Wisconsin matchup set in battleground Senate race

Politics

MADISON, Wis. (AP) — Wisconsin Lt. Gov. Mandela Barnes won the Democratic Senate primary Tuesday and will face two-term Republican Sen. Ron Johnson in what is expected to be one of the country’s most competitive races for control of the U.S. Senate.

Barnes’ top rivals dropped out of the race late last month and backed the former legislator, a sign of Democrats’ intense focus on defeating Johnson, who is one of former President Donald Trump’s most vocal supporters. The Senate is currently split 50-50, with Democrats relying on the vice president to break ties, and the Wisconsin contest is one of the few races seen as toss-ups in November.

Barnes contrasted his middle-class upbringing with the millionaire Johnson, who he said caters to special interests and wealthy donors.

“Wisconsin deserves to be represented by leaders who have a firsthand understanding of the challenges they’re facing and their hopes for the future,” Barnes said in a statement Tuesday. He would be Wisconsin’s first Black senator if elected.

Johnson called Barnes the “most radical left candidate” Democrats could have chosen.

“This is a contest between radical left socialism versus freedom and prosperity,” he said.

Voters also were choosing a Republican nominee for Wisconsin governor who could reshape how elections are conducted in the marquee battleground, where Trump is still pressing to overturn his 2020 loss and backing candidates he sees as allies.

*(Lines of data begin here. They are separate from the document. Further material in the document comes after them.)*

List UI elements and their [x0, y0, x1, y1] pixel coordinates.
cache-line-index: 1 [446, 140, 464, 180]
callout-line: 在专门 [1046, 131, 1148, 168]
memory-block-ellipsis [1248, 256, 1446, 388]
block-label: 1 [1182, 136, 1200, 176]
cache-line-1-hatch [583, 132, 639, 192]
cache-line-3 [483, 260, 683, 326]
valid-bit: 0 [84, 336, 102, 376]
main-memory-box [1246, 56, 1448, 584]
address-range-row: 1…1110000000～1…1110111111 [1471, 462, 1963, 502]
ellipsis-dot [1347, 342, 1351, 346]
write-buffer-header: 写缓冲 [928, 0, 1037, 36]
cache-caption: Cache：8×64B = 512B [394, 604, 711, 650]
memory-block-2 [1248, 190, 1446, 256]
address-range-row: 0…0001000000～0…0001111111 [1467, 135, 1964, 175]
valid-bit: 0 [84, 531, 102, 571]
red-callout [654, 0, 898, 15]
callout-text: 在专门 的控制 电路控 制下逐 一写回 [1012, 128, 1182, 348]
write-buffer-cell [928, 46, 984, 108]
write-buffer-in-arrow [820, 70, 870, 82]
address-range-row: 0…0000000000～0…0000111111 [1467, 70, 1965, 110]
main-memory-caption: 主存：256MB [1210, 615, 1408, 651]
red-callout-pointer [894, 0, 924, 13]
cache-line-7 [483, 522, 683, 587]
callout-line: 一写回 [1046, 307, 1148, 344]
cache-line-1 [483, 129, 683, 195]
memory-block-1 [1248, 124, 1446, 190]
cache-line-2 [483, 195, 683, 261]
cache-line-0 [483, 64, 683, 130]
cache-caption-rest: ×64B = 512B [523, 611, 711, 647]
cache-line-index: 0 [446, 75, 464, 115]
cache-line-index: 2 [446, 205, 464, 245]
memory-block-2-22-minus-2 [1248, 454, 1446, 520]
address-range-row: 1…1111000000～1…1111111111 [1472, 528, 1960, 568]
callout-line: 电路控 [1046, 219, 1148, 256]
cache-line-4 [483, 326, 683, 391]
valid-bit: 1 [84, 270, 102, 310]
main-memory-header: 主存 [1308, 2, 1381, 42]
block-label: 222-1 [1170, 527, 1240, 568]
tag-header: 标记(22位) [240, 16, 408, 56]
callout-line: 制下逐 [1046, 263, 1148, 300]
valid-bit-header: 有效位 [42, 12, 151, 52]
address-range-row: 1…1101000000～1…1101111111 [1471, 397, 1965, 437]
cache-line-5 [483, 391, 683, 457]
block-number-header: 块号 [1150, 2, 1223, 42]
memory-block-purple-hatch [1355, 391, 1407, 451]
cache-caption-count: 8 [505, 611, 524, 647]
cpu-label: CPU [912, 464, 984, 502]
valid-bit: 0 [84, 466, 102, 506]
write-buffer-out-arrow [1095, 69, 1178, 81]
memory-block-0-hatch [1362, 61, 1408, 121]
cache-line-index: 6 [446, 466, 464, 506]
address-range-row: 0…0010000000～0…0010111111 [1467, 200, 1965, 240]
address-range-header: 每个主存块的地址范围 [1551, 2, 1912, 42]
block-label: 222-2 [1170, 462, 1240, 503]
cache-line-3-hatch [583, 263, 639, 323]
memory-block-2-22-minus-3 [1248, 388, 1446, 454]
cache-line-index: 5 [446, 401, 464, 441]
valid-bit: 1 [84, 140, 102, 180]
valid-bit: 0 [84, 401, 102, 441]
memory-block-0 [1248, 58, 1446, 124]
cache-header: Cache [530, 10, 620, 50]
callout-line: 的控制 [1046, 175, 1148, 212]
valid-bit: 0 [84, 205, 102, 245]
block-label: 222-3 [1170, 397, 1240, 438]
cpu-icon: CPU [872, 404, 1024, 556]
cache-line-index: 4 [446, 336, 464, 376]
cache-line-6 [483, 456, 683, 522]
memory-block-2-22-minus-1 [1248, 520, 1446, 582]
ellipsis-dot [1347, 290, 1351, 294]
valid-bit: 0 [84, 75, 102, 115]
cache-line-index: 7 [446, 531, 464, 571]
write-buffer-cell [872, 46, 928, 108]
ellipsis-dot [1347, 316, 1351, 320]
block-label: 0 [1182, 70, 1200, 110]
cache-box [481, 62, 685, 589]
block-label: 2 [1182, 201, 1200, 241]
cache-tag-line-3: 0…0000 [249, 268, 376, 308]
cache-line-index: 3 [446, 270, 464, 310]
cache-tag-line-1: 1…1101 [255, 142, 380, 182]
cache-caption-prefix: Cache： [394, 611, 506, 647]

Trump has endorsed businessman Tim Michels, a self-described outsider who has put $12 million into his own campaign, against former Lt. Gov. Rebecca Kleefisch, who has support from former Vice President Mike Pence and ex-Gov. Scott Walker. Both candidates falsely claim the 2020 election was rigged, though Kleefisch has said decertifying the results is “not constitutional,” while Michels said “everything will be on the table.”

The race to face Democratic Gov. Tony Evers is another proxy war between Trump and Pence, one-time partners now pursuing different futures for the Republican Party. They also backed opposing GOP rivals in primaries in Arizona and Georgia — swing states that, like Wisconsin, are expected to be critical in the 2024 presidential race, when both men could be on the ballot.

Trump also has backed a little-known challenger to the state’s most powerful Republican, state Assembly Speaker Robin Vos, who has rejected the former president’s pressure to decertify the 2020 results.
Tuesday’s outcomes have far-reaching consequences beyond Wisconsin, a state that is almost evenly split between Republicans and Democrats and where 2022 will be seen as a bellwether for the 2024 presidential race.

The person elected governor this fall will be in office for the presidential election and will be able to sign or veto changes to election laws passed by the Republican-controlled Legislature. The next governor and U.S. senator also may sway decisions on issues from abortion to education and taxes.

“We’re a 50-50 state and so every race in Wisconsin, just by definition, is going to be decided by a few percentage points one way or another,” said former Gov. Jim Doyle, a Democrat. “And those few percentage points in Wisconsin may well determine what the course of the nation is in the coming years.”